Adoption Under Attack

Bergquist family in 2002

Dick Bergquist and his children—some biological, some adopted—at the League’s 2002 Face the Truth Tour

When I was a kid there was an orphanage at the corner of Harlem and Touhy Avenues in Niles, IL, just northwest of Chicago. We used to see the kids out playing in the large yard behind the tall wrought iron fence (before Mayor Daley popularized the iron fence concept).

There was something mysterious and a bit romantic about all those kids whose families couldn’t care for them, and who might find a home with a loving family and play in their own yards.

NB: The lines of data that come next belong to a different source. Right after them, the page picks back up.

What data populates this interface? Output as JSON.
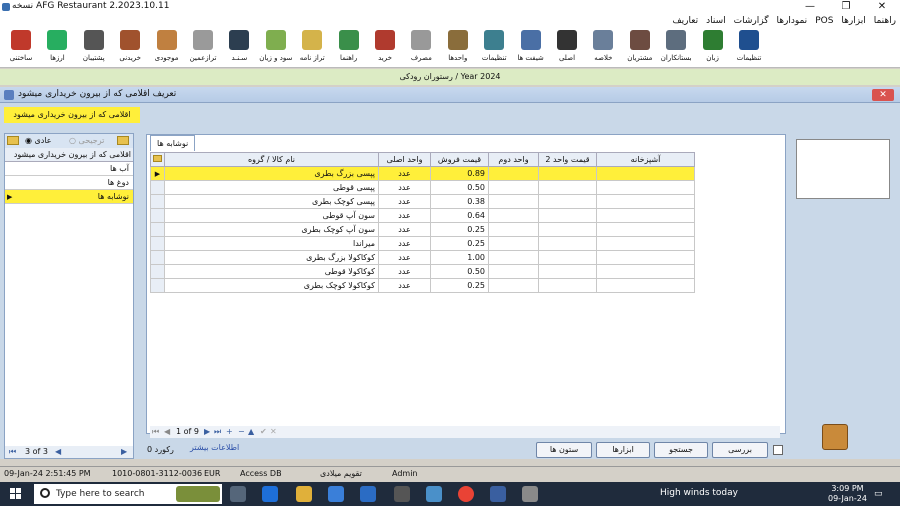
{
  "app": {
    "title": "نسخه AFG Restaurant 2.2023.10.11"
  },
  "menu": [
    "تعاریف",
    "اسناد",
    "گزارشات",
    "نمودارها",
    "POS",
    "ابزارها",
    "راهنما"
  ],
  "toolbar": [
    {
      "label": "ساختنی",
      "color": "#c0392b"
    },
    {
      "label": "ارزها",
      "color": "#27ae60"
    },
    {
      "label": "پشتیبان",
      "color": "#555555"
    },
    {
      "label": "خریدنی",
      "color": "#a0522d"
    },
    {
      "label": "موجودی",
      "color": "#c08040"
    },
    {
      "label": "ترازعمین",
      "color": "#9a9a9a"
    },
    {
      "label": "سـنـد",
      "color": "#2c3e50"
    },
    {
      "label": "سود و زیان",
      "color": "#7fae4f"
    },
    {
      "label": "تراز نامه",
      "color": "#d4b34a"
    },
    {
      "label": "راهنما",
      "color": "#3a8f4a"
    },
    {
      "label": "خرید",
      "color": "#b03a2e"
    },
    {
      "label": "مصرف",
      "color": "#999999"
    },
    {
      "label": "واحدها",
      "color": "#8a6d3b"
    },
    {
      "label": "تنظیمات",
      "color": "#3d7f8f"
    },
    {
      "label": "شیفت ها",
      "color": "#4a6fa5"
    },
    {
      "label": "اصلی",
      "color": "#333333"
    },
    {
      "label": "خلاصه",
      "color": "#6a7f9a"
    },
    {
      "label": "مشتریان",
      "color": "#6d4c41"
    },
    {
      "label": "بستانکاران",
      "color": "#5d6d7e"
    },
    {
      "label": "زبان",
      "color": "#2e7d32"
    },
    {
      "label": "تنظیمات",
      "color": "#1f4f8f"
    }
  ],
  "year_bar": "رستوران رودکی / Year 2024",
  "window": {
    "title": "تعریف اقلامی که از بیرون خریداری میشود",
    "close": "✕",
    "header": "اقلامی که از بیرون خریداری میشود"
  },
  "left_panel": {
    "radio_normal": "عادی",
    "radio_wholesale": "ترجیحی",
    "header": "اقلامی که از بیرون خریداری میشود",
    "items": [
      "آب ها",
      "دوغ ها",
      "نوشابه ها"
    ],
    "selected_index": 2,
    "footer": "3 of 3"
  },
  "tab_label": "نوشابه ها",
  "grid": {
    "columns": [
      "نام کالا / گروه",
      "واحد اصلی",
      "قیمت فروش",
      "واحد دوم",
      "قیمت واحد 2",
      "آشپزخانه"
    ],
    "rows": [
      {
        "name": "پپسی بزرگ بطری",
        "unit": "عدد",
        "price": "0.89"
      },
      {
        "name": "پپسی قوطی",
        "unit": "عدد",
        "price": "0.50"
      },
      {
        "name": "پپسی کوچک بطری",
        "unit": "عدد",
        "price": "0.38"
      },
      {
        "name": "سون آپ قوطی",
        "unit": "عدد",
        "price": "0.64"
      },
      {
        "name": "سون آپ کوچک بطری",
        "unit": "عدد",
        "price": "0.25"
      },
      {
        "name": "میراندا",
        "unit": "عدد",
        "price": "0.25"
      },
      {
        "name": "کوکاکولا بزرگ بطری",
        "unit": "عدد",
        "price": "1.00"
      },
      {
        "name": "کوکاکولا قوطی",
        "unit": "عدد",
        "price": "0.50"
      },
      {
        "name": "کوکاکولا کوچک بطری",
        "unit": "عدد",
        "price": "0.25"
      }
    ],
    "selected_index": 0,
    "pager": "1 of 9"
  },
  "bottom": {
    "records": "رکورد 0",
    "info_link": "اطلاعات بیشتر",
    "btn_columns": "ستون ها",
    "btn_tools": "ابزارها",
    "btn_search": "جستجو",
    "btn_review": "بررسی"
  },
  "status": {
    "datetime": "09-Jan-24 2:51:45 PM",
    "code": "1010-0801-3112-0036",
    "currency": "EUR",
    "db": "Access DB",
    "calendar": "تقویم میلادی",
    "user": "Admin"
  },
  "taskbar": {
    "search_placeholder": "Type here to search",
    "weather": "High winds today",
    "time": "3:09 PM",
    "date": "09-Jan-24"
  }
}
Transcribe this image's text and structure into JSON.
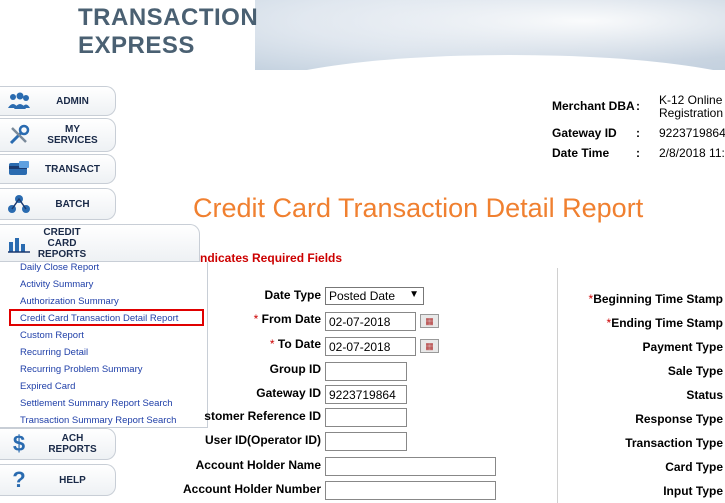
{
  "header": {
    "logo_line1": "TRANSACTION",
    "logo_line2": "EXPRESS"
  },
  "nav": {
    "admin": "ADMIN",
    "my_services_1": "MY",
    "my_services_2": "SERVICES",
    "transact": "TRANSACT",
    "batch": "BATCH",
    "cc_reports_1": "CREDIT",
    "cc_reports_2": "CARD",
    "cc_reports_3": "REPORTS",
    "ach_reports_1": "ACH",
    "ach_reports_2": "REPORTS",
    "help": "HELP"
  },
  "report_links": [
    "Daily Close Report",
    "Activity Summary",
    "Authorization Summary",
    "Credit Card Transaction Detail Report",
    "Custom Report",
    "Recurring Detail",
    "Recurring Problem Summary",
    "Expired Card",
    "Settlement Summary Report Search",
    "Transaction Summary Report Search"
  ],
  "merchant": {
    "dba_label": "Merchant DBA",
    "dba_value_1": "K-12 Online",
    "dba_value_2": "Registration",
    "gateway_label": "Gateway ID",
    "gateway_value": "9223719864",
    "date_label": "Date Time",
    "date_value": "2/8/2018 11:",
    "colon": ":"
  },
  "page": {
    "title": "Credit Card Transaction Detail Report",
    "required_note": "ndicates Required Fields"
  },
  "form": {
    "date_type_label": "Date Type",
    "date_type_value": "Posted Date",
    "from_date_label": "From Date",
    "from_date_value": "02-07-2018",
    "to_date_label": "To Date",
    "to_date_value": "02-07-2018",
    "group_id_label": "Group ID",
    "group_id_value": "",
    "gateway_id_label": "Gateway ID",
    "gateway_id_value": "9223719864",
    "customer_ref_label": "stomer Reference ID",
    "customer_ref_value": "",
    "user_id_label": "User ID(Operator ID)",
    "user_id_value": "",
    "holder_name_label": "Account Holder Name",
    "holder_name_value": "",
    "holder_number_label": "Account Holder Number",
    "holder_number_value": "",
    "required_star": "*"
  },
  "right_fields": {
    "begin_time": "Beginning Time Stamp",
    "end_time": "Ending Time Stamp",
    "payment_type": "Payment Type",
    "sale_type": "Sale Type",
    "status": "Status",
    "response_type": "Response Type",
    "transaction_type": "Transaction Type",
    "card_type": "Card Type",
    "input_type": "Input Type"
  },
  "colors": {
    "title": "#f08030",
    "required": "#cc0000",
    "link": "#1f3fa8",
    "highlight": "#e00000"
  }
}
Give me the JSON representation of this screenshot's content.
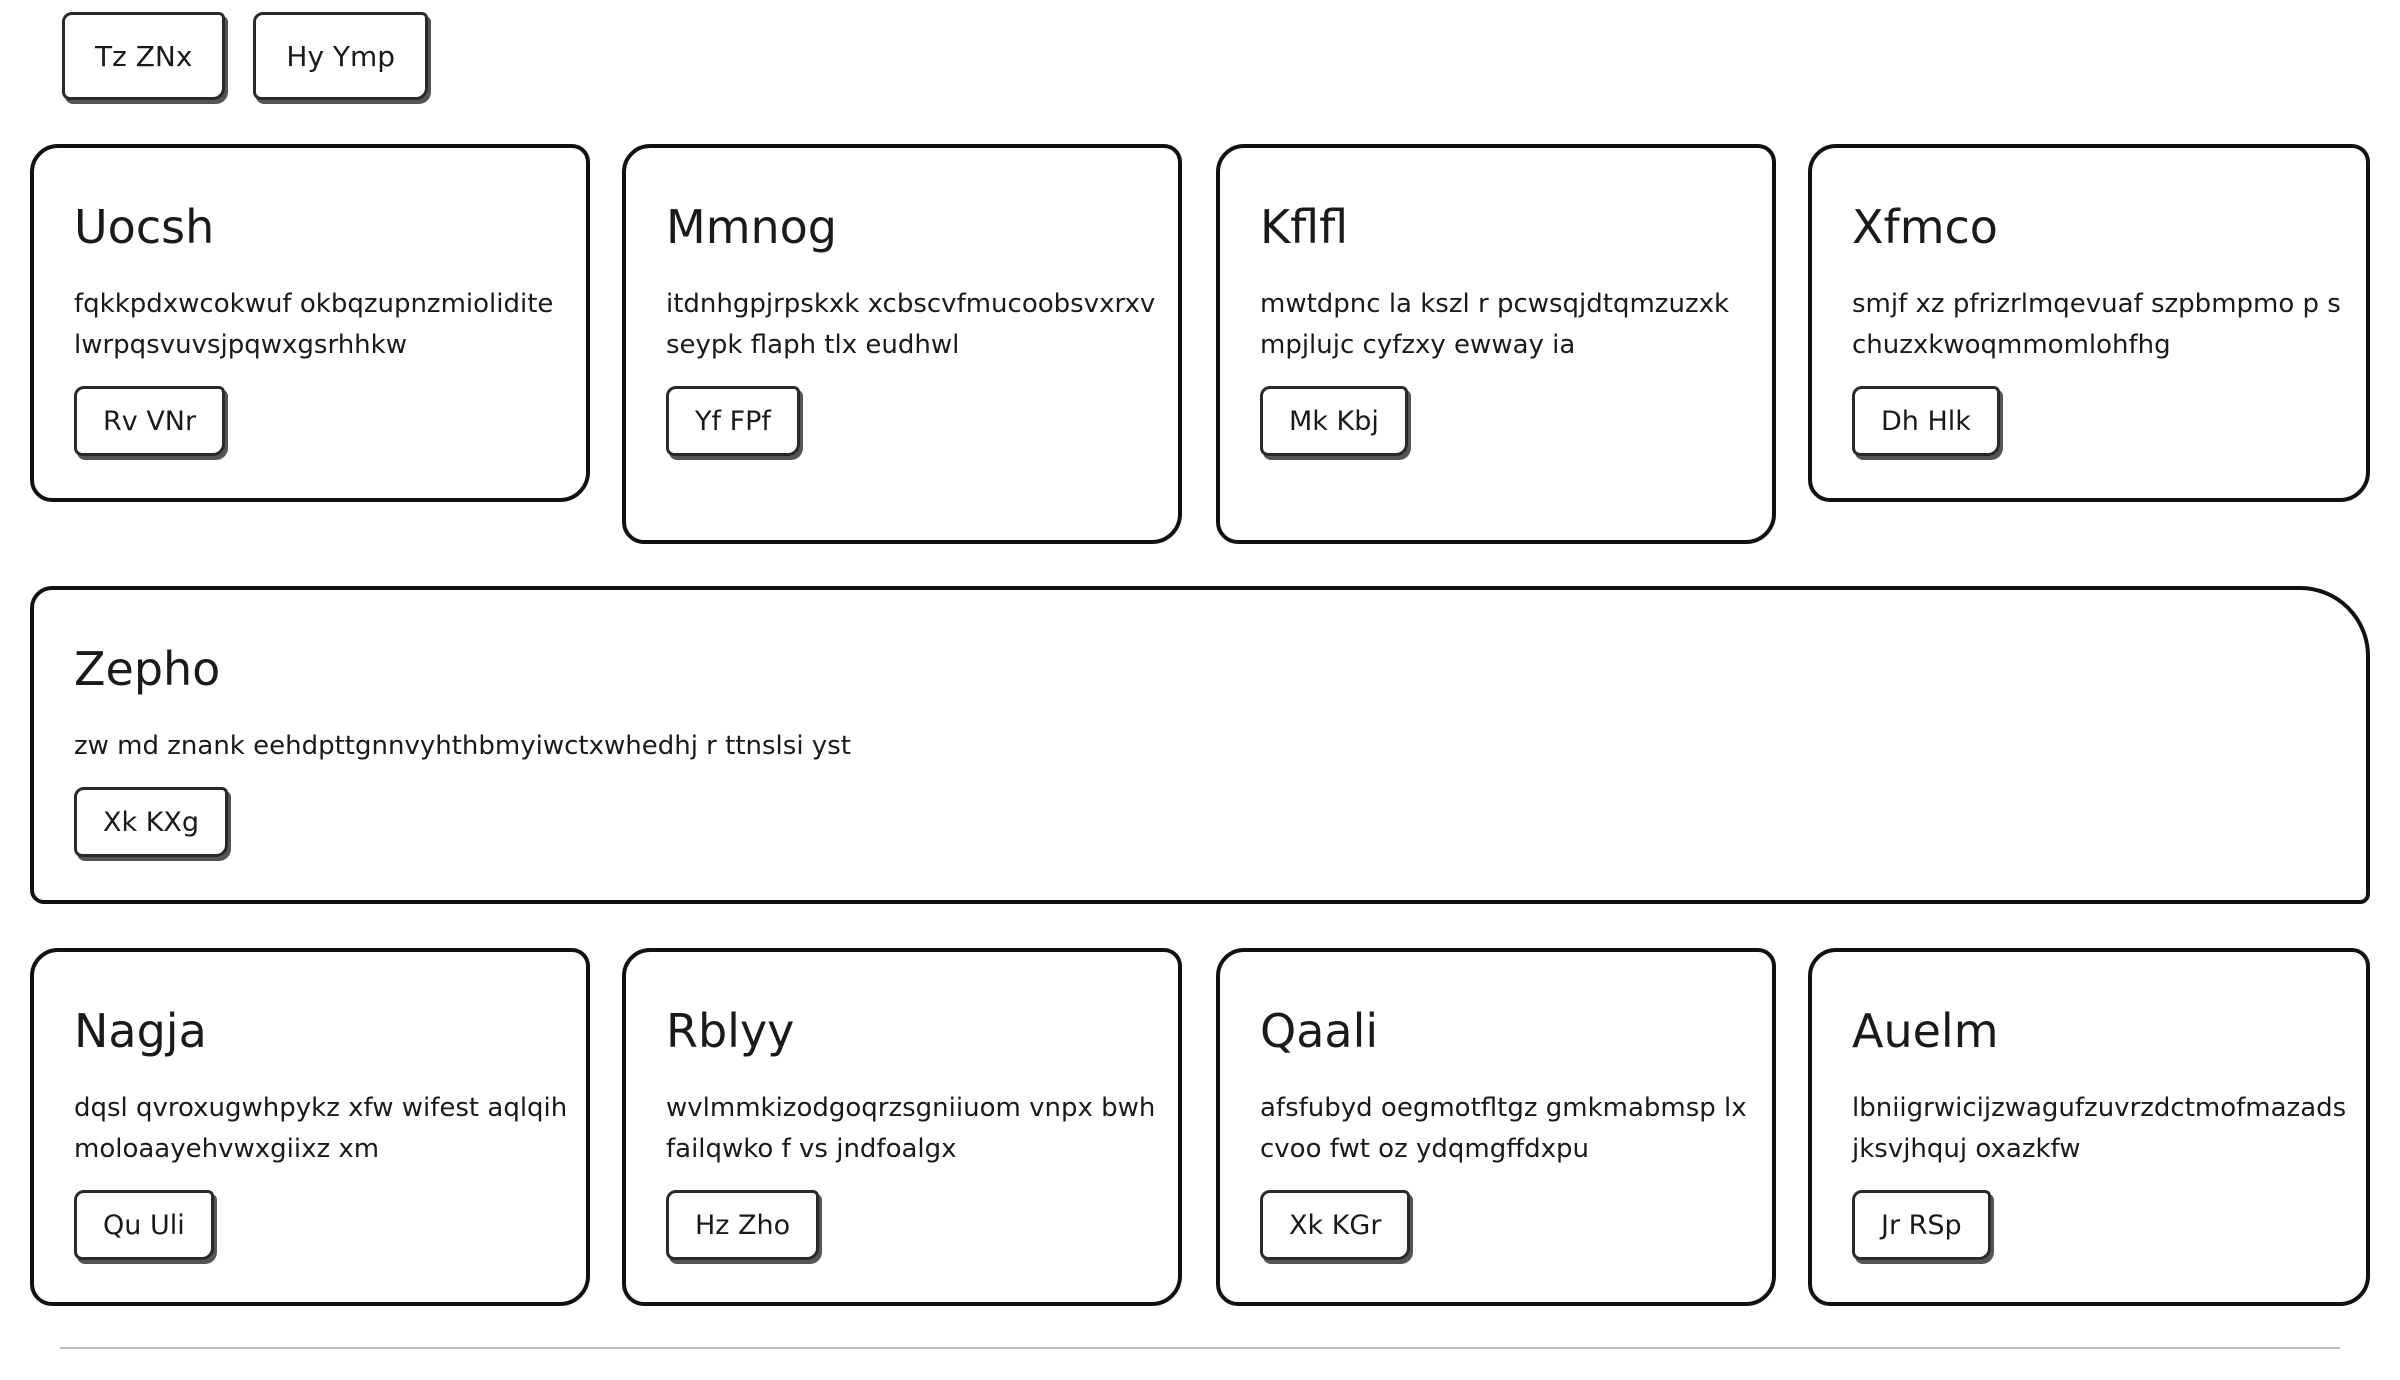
{
  "nav": {
    "buttons": [
      {
        "label": "Tz ZNx"
      },
      {
        "label": "Hy Ymp"
      }
    ]
  },
  "cards": [
    {
      "title": "Uocsh",
      "body": "fqkkpdxwcokwuf okbqzupnzmiolidite lwrpqsvuvsjpqwxgsrhhkw",
      "button": "Rv VNr"
    },
    {
      "title": "Mmnog",
      "body": "itdnhgpjrpskxk xcbscvfmucoobsvxrxvseypk flaph tlx eudhwl",
      "button": "Yf FPf"
    },
    {
      "title": "Kflfl",
      "body": "mwtdpnc la kszl r pcwsqjdtqmzuzxkmpjlujc cyfzxy ewway ia",
      "button": "Mk Kbj"
    },
    {
      "title": "Xfmco",
      "body": "smjf xz pfrizrlmqevuaf szpbmpmo p s chuzxkwoqmmomlohfhg",
      "button": "Dh Hlk"
    },
    {
      "title": "Zepho",
      "body": "zw md znank eehdpttgnnvyhthbmyiwctxwhedhj r ttnslsi yst",
      "button": "Xk KXg"
    },
    {
      "title": "Nagja",
      "body": "dqsl qvroxugwhpykz xfw wifest aqlqihmoloaayehvwxgiixz xm",
      "button": "Qu Uli"
    },
    {
      "title": "Rblyy",
      "body": "wvlmmkizodgoqrzsgniiuom vnpx bwh failqwko f vs jndfoalgx",
      "button": "Hz Zho"
    },
    {
      "title": "Qaali",
      "body": "afsfubyd oegmotfltgz gmkmabmsp lxcvoo fwt oz ydqmgffdxpu",
      "button": "Xk KGr"
    },
    {
      "title": "Auelm",
      "body": "lbniigrwicijzwagufzuvrzdctmofmazadsjksvjhquj oxazkfw",
      "button": "Jr RSp"
    }
  ]
}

Many children were adopted from orphanages like St. Hedwig’s in Niles. It closed in 1959 and the remaining orphans were transferred to Angel Guardian in Chicago, a Catholic Charities institution. I know lots of people whose families were built by adoption through Catholic Charities and other adoption agencies.

Adoption is a beautiful way to express love. Many active pro-lifers have provided foster homes for troubled children and babies born to a drug-addicted mother. Many have adopted children and formed strong loving families.

But widespread abortion has resulted in very few babies available to the more than 500,000 U.S. couples looking to adopt. It sounds like a sensible alternative to abortion to suggest placing a child for adoption, but those of us who try to counsel women at the abortion clinic doors and those who counsel in crisis pregnancy centers find women with problem pregnancies almost stubbornly closed to the idea of putting their children up for adoption.

Adoption has come under brutal attack by the proponents of abortion on demand and their friends in the media who seem to take every opportunity prove that foster families and adoptive families cannot be trusted.

Then something happens like last week’s story of the woman who sent her adopted son back to Russia with a note pinned to his shirt, and all those suspicions that adoption doesn’t work come to the fore. Now Russia, with thousands of children in orphanages where they only receive basic care, is clamping down on adoptions to American families. Who suffers? The children, of course.

Here in Illinois there is a proposal in the state Senate to make it easier for adopted children to find their biological parents when the original provisions were for a closed adoption. Some fear that such a move would make it even less attractive to a young pregnant woman to consider giving her child up for adoption. That may be true.

Some women may be attracted to the idea of an open adoption so that they can still be a part of a child’s life even though they are unable to raise a child themselves. But some may want to put the whole situation in the past and go forward with their lives.

There are systems in place for biological parents and children to find one another at some point in their lives. We think it seems best to keep the safeguards in place, rather than risk disrupting people’s lives with this new proposal. We recommend that Illinois voters contact their state senators and urge them to oppose HB5428 and protect the anonymity of parents who choose a closed adoption.

The vast majority of adoptive families work like all families. They face challenges. They work things out. They have fights. They hug and start again. An adoptive family deserves to be protected and safeguarded by law and public policy. And we should do whatever we can to promote adoption as a loving alternative to abortion.